We zitten op ons favoriete bankje. Bella krijgt een koekje en gaat op ontdekkingstocht tussen de struiken. Ik kijk haar na. Wat hebben wij het toch getroffen met dit beestje. Ze is aanhankelijk, gehoorzaam en kan goed overweg met andere honden.
Tussen de bosschages, een stukje naast de plek waar Bella zojuist verdween, trekt iets mijn aandacht. Er bewegen enkele twijgjes waardoor een opening ontstaat. Ik zie hoe twee handjes de twijgjes opzij duwen. Een hoofdje komt tevoorschijn, zo groot als een appel. Het heeft een naar verhouding grote neus, zeg maar gerust een forse gok, met daarop een brilletje zoals John Lennon die altijd droeg. Het hele hoofdje is omlijst met grauwwitte haren, met erbovenop een vuilblauwe puntmuts, die slap naar voren hangt. De groezelige, vermoedelijk ooit witte, pompon bovenop de puntmuts bengelt voor de vettige brillenglazen heen en weer.
Ik wrijf in mijn ogen. Zie ik het wel goed?
Waarom weet ik niet, maar ik onderdruk de neiging om Esina aan te stoten en te wijzen naar het mannetje in de bosjes.
Een handje wenkt en een krakerige stem, verrassend laag van toon voor zo’n klein postuur, roept: ‘Hé, kom eens hier.’
Ik kijk om me heen. Er is niemand te zien, alleen links van mij zit Esina voor zich uit te staren. Zij heeft het vast niet meegekregen.

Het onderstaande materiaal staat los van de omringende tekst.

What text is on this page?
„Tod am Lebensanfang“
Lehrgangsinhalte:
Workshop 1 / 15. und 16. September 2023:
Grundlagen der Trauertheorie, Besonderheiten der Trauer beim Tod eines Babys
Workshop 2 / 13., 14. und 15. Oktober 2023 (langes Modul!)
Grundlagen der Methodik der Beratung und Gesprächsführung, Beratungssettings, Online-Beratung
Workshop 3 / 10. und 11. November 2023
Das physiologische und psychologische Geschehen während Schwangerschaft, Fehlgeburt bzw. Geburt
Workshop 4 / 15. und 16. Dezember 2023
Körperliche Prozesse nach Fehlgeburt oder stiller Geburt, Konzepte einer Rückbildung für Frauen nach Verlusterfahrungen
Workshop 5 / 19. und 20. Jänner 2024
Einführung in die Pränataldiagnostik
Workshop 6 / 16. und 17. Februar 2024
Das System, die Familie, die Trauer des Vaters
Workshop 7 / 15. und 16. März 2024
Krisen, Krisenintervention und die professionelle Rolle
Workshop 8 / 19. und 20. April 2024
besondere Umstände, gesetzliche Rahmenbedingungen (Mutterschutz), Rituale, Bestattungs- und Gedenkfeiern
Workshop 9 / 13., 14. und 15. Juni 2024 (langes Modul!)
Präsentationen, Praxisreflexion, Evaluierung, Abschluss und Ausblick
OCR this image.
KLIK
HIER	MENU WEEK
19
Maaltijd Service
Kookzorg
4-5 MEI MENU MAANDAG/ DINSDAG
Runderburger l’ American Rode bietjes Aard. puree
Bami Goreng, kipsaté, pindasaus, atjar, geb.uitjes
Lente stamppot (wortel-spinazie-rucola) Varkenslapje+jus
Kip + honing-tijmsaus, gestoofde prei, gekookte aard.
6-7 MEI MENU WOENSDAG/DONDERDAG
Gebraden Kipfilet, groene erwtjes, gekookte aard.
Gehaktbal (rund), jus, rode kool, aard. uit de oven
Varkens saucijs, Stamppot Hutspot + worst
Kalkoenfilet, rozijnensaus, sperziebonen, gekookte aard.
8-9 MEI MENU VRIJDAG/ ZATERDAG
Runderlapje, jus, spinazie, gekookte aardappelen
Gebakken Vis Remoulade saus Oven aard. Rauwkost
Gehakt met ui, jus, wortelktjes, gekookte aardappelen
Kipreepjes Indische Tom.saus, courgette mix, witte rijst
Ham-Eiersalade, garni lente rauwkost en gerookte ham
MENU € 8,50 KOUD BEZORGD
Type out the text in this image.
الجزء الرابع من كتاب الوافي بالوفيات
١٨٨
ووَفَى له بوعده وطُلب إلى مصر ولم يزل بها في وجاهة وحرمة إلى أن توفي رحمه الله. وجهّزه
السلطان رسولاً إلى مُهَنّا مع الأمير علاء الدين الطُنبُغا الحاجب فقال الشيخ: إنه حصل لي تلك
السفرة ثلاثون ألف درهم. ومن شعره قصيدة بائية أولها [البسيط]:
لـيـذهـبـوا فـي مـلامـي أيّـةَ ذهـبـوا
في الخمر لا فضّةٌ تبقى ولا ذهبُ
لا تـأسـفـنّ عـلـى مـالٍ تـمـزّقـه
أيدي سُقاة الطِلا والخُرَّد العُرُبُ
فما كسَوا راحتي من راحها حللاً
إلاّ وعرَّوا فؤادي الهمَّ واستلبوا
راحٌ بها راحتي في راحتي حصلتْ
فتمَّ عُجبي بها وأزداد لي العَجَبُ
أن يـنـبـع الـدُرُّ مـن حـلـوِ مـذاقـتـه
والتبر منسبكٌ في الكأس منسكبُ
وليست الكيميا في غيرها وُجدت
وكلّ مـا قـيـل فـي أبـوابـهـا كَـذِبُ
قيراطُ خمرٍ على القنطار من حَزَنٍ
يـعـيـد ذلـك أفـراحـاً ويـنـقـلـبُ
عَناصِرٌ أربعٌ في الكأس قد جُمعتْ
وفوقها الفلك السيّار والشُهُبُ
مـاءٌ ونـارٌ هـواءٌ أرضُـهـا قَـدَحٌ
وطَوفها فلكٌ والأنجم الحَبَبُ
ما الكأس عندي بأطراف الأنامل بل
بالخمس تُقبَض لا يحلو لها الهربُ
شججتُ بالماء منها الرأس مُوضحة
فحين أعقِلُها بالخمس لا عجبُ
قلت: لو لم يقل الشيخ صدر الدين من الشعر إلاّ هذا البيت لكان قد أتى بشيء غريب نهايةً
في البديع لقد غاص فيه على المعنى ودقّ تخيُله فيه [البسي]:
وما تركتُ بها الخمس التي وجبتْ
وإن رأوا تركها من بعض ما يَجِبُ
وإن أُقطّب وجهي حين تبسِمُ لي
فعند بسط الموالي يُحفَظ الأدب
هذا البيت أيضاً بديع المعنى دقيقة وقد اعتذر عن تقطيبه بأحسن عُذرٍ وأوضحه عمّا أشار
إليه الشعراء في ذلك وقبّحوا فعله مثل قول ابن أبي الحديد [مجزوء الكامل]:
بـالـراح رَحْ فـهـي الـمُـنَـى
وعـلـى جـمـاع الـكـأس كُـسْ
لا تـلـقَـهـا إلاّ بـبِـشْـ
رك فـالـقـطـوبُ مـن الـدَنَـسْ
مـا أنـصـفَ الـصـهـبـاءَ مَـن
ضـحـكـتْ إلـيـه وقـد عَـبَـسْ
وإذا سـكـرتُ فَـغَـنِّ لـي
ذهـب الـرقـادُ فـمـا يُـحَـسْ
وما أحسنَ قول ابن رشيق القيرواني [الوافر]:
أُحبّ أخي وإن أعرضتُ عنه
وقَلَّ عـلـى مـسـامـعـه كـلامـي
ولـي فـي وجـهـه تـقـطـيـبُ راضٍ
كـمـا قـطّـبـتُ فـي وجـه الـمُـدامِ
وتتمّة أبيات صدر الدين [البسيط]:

Weer wenkt het handje. ‘Ja jij daar, Hemdbad, kom eens hier.’
Wat is dat nou! Hij kent me, al zegt hij mijn naam verkeerd.
Ik blijf zitten, laat hij maar naar mij toe komen als hij wat wil.
Met mijn rechterwijsvinger tik ik naast mij op de bank. Voor ik het weet, zit het kereltje daar.
Een smerige lucht dringt mijn neus binnen, ik moet er haast van kosten. Gatverdamme, wat is dat voor meur? Het lijkt wel een mengsel van trassi, babyluiers en doerian, met nog wat andere onfrisse geuren erbij. Jakkes!
Ik knijp mijn neus dicht.
‘Zo Hemdbad, het treft dat ik je zie.’ Het mannetje draait zijn rug naar me toe en bukt. Er knettert iets in zijn broek en hij wendt zich weer tot mij.
‘Je moet wat voor me doen, Hemdbad. Het is van groot belang voor de hele wereld.’
Ik wapper met mijn hand voor mijn gezicht. Walgelijk, die lucht!
‘Ik weet niet of ik wel iets wil doen voor zo’n stinkzwam. Je staat tegen me aan te ruften en dan wil je dat ik jou een gunst bewijs?’
‘Je moet mijn verhaal opschrijven, ik zal je er rijkelijk voor belonen. Wat wil je hebben; een nieuwe auto? Een wereldreis? Villa met zwembad? Je zegt het maar.’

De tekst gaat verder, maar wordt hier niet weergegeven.